Google’s plan has been welcomed by city officials who say the “city within a city” will be of huge benefit to residents.
“This is the next level of development for San Jose,” said Scott Knies at the start of 2021, executive director of the San Jose Downtown Association.
“You have the housing, the affordable housing, and certainly the offices are there. But you also have the extraordinary combination of open spaces and cultural uses that makes it truly unique.
“It’s like a city within the city,” Knies added. ‘Downtown West will not be a forest of high-rise buildings. It’s damn impressive.
“At a time when so much in our world is on pause due to COVID, it’s heartening to know that San Jose’s most important long-term urban development project is on track and reaching a key milestone.” with the filings, deputy city manager Kim Walesh said.
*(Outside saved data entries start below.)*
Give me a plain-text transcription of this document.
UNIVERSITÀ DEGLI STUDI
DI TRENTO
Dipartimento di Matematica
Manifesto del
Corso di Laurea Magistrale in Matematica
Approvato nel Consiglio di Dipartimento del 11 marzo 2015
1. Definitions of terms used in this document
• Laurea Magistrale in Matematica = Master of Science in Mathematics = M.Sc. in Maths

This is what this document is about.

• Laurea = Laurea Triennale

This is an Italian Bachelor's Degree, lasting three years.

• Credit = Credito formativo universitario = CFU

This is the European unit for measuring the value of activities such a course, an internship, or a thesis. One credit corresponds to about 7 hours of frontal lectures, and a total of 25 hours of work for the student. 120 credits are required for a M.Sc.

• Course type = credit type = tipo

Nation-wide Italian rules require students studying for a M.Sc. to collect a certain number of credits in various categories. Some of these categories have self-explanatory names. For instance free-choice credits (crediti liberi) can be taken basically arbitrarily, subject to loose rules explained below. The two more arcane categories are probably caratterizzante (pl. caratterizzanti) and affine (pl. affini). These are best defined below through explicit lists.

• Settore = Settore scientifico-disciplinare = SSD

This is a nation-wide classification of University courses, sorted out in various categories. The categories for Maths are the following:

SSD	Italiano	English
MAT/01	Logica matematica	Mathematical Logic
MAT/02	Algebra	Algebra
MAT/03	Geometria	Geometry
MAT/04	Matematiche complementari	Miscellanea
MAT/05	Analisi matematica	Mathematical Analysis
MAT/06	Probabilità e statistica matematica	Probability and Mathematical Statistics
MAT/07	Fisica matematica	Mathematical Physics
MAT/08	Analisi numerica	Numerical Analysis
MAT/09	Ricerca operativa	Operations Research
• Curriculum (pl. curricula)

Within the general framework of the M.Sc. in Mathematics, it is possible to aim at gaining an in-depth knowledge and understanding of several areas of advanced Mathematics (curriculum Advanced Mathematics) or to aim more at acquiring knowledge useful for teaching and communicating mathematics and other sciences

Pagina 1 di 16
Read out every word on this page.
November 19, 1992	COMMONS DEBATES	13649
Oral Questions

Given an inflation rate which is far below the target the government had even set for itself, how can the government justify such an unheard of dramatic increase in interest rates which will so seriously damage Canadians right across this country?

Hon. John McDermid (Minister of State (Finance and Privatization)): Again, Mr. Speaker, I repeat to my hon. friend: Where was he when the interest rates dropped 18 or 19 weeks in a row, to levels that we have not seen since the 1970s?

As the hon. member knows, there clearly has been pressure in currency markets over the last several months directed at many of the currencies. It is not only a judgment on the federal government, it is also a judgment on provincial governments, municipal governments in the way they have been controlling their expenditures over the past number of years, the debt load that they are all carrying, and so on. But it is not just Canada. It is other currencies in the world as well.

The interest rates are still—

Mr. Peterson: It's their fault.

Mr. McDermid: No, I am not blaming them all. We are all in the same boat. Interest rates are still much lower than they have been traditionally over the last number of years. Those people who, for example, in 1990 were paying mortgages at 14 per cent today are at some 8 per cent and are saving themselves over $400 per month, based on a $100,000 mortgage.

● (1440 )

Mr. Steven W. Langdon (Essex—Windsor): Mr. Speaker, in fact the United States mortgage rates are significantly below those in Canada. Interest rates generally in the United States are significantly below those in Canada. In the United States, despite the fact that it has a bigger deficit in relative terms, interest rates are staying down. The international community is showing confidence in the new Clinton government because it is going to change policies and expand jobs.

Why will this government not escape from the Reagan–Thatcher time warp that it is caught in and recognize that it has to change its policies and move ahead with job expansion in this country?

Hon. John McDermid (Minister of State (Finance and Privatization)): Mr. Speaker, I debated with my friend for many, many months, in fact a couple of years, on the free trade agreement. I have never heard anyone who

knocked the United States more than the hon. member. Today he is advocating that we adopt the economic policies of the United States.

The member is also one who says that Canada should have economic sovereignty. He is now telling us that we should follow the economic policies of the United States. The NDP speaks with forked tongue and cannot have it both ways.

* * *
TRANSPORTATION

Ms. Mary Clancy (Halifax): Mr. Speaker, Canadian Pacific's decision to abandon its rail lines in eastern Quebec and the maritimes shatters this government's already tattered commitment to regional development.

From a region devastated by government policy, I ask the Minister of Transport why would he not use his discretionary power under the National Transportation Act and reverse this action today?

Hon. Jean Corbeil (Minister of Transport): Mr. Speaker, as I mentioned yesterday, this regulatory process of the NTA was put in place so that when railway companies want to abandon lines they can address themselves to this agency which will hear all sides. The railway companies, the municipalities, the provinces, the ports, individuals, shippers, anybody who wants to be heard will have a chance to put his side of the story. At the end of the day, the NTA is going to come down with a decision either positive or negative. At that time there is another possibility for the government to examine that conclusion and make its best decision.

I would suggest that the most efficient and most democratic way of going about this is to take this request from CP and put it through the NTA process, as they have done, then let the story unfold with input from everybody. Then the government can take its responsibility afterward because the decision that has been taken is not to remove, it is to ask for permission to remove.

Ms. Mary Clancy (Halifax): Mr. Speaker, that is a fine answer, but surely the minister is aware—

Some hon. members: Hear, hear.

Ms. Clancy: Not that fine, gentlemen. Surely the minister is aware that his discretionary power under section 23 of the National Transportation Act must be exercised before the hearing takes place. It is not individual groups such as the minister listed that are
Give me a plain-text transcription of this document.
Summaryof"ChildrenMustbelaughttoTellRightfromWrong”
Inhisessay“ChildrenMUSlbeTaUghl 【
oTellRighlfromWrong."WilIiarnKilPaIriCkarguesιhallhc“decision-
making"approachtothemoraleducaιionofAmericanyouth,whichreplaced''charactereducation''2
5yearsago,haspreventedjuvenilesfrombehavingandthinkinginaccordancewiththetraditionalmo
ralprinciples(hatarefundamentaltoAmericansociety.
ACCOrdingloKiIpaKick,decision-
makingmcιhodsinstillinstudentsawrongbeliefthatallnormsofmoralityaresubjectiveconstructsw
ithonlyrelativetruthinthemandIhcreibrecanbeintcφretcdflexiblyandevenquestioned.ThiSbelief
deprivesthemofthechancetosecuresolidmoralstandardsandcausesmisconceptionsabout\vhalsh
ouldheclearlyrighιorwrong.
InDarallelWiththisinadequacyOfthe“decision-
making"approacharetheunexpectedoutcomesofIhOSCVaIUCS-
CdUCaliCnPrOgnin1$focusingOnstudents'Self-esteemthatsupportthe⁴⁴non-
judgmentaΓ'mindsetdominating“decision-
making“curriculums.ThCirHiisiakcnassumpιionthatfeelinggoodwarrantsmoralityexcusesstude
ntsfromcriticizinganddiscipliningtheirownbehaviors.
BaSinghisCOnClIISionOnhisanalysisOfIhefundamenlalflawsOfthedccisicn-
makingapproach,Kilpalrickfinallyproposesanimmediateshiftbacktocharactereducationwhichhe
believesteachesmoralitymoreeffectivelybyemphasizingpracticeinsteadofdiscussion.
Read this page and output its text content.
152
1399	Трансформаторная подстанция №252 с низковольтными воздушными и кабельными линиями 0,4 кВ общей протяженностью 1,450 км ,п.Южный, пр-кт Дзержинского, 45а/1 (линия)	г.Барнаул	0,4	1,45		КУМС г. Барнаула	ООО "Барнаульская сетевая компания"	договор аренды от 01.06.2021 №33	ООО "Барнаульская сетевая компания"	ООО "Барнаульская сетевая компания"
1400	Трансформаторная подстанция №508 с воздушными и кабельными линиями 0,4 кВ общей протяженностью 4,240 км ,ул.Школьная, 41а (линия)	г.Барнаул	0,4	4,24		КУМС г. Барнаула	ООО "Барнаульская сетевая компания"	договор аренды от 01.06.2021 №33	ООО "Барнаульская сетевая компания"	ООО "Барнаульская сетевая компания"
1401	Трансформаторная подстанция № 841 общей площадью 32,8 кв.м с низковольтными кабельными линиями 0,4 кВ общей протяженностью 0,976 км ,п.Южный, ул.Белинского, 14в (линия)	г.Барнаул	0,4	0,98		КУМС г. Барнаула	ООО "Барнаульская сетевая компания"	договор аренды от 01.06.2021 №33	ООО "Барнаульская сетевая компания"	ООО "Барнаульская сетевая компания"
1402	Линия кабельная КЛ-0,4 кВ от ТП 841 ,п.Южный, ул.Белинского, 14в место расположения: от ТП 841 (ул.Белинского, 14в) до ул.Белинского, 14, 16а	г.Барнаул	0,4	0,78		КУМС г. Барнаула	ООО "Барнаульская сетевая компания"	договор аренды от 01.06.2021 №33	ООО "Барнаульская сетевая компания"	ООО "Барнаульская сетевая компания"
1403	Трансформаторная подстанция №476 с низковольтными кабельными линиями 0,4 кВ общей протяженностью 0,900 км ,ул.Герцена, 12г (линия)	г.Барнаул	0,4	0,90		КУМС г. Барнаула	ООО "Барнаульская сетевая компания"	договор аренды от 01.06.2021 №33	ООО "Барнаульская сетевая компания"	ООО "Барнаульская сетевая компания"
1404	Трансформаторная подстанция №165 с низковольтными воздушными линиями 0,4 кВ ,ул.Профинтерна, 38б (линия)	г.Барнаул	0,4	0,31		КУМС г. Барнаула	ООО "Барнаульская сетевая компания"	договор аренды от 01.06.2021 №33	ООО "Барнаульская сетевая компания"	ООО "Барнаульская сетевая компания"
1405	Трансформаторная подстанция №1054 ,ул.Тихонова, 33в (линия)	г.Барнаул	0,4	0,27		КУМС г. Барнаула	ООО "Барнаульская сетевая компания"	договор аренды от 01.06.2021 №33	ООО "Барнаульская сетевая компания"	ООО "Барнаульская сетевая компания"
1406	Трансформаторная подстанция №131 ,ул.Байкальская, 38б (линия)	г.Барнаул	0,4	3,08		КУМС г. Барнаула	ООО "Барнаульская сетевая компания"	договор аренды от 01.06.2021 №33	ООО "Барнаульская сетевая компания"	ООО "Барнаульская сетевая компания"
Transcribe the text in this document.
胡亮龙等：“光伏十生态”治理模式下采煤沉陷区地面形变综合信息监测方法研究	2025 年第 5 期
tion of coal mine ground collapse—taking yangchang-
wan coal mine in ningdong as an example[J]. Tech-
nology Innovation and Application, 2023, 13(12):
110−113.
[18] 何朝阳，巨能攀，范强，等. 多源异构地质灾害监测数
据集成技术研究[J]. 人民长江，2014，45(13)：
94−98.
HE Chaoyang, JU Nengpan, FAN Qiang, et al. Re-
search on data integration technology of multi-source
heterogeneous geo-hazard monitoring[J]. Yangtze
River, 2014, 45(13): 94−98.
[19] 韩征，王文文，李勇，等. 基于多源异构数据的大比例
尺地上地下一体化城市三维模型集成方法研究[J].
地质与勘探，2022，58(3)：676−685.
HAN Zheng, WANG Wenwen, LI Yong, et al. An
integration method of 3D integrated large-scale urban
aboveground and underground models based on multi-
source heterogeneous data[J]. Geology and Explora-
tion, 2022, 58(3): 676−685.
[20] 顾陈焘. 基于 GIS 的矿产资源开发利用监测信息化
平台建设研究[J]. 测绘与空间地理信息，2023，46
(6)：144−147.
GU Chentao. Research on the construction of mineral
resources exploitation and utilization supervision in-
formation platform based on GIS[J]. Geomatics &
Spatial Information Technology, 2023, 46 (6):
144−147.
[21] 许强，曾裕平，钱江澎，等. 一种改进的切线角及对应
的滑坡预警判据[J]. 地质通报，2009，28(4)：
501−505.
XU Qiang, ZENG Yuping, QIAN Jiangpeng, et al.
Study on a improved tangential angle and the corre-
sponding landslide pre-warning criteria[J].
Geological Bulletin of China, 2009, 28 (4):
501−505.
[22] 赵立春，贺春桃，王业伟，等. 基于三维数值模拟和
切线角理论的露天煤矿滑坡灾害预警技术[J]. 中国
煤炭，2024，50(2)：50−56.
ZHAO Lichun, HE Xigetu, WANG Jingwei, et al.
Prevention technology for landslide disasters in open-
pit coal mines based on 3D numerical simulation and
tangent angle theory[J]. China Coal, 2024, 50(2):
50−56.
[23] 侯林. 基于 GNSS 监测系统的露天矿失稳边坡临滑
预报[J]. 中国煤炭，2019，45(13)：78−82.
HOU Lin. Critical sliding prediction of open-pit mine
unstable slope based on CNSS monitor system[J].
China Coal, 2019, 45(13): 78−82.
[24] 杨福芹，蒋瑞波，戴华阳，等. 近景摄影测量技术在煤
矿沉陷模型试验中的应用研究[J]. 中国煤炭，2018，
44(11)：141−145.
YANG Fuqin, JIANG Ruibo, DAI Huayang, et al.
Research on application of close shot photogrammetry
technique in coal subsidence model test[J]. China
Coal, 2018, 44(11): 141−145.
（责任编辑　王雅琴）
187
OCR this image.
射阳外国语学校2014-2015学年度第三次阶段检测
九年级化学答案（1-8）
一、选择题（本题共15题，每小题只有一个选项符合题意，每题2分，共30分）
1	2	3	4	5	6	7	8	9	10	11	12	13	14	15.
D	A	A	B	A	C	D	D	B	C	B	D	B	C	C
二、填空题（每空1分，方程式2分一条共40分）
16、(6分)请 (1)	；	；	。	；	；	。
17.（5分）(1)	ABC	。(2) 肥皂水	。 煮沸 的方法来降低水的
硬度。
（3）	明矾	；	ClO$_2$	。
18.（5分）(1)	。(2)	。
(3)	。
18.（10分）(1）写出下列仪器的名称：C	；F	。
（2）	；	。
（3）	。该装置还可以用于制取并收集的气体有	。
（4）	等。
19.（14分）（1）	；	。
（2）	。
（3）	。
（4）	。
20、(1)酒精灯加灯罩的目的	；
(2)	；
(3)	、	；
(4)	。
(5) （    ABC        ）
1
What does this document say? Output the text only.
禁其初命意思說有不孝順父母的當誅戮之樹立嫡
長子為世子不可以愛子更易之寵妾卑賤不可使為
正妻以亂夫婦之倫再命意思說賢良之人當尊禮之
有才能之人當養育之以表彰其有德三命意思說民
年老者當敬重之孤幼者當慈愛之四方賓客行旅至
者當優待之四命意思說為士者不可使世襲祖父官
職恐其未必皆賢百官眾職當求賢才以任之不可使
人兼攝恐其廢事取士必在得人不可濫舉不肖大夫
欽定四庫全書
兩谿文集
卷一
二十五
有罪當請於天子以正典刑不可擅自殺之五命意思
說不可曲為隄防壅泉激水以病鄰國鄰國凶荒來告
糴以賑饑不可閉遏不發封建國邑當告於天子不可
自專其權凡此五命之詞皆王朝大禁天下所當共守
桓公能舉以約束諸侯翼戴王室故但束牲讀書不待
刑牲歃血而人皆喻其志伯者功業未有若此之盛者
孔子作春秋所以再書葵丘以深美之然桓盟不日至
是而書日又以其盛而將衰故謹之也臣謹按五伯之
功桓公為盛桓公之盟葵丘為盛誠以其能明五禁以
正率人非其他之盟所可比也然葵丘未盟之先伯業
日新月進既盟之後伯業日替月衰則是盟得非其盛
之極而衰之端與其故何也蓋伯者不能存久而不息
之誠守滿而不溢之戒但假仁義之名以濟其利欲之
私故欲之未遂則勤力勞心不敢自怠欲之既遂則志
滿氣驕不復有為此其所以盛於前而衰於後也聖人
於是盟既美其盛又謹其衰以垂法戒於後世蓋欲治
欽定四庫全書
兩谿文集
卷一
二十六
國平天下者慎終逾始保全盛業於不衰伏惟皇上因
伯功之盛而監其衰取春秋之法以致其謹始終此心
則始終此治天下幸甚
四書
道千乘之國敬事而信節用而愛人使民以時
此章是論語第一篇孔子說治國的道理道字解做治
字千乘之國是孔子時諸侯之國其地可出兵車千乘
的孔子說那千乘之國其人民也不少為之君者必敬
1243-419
The project has not been without criticism, however, as some residents fear it will displace working families and communities of color amid the pandemic.
“The pandemic has made the community’s greatest concerns about this project – preventing displacement, adding affordable housing and ensuring quality jobs for working families and communities of color – even more critical,” said Maria Noel Fernandez, campaign manager for Silicon Valley Rising who are again fighting the plan.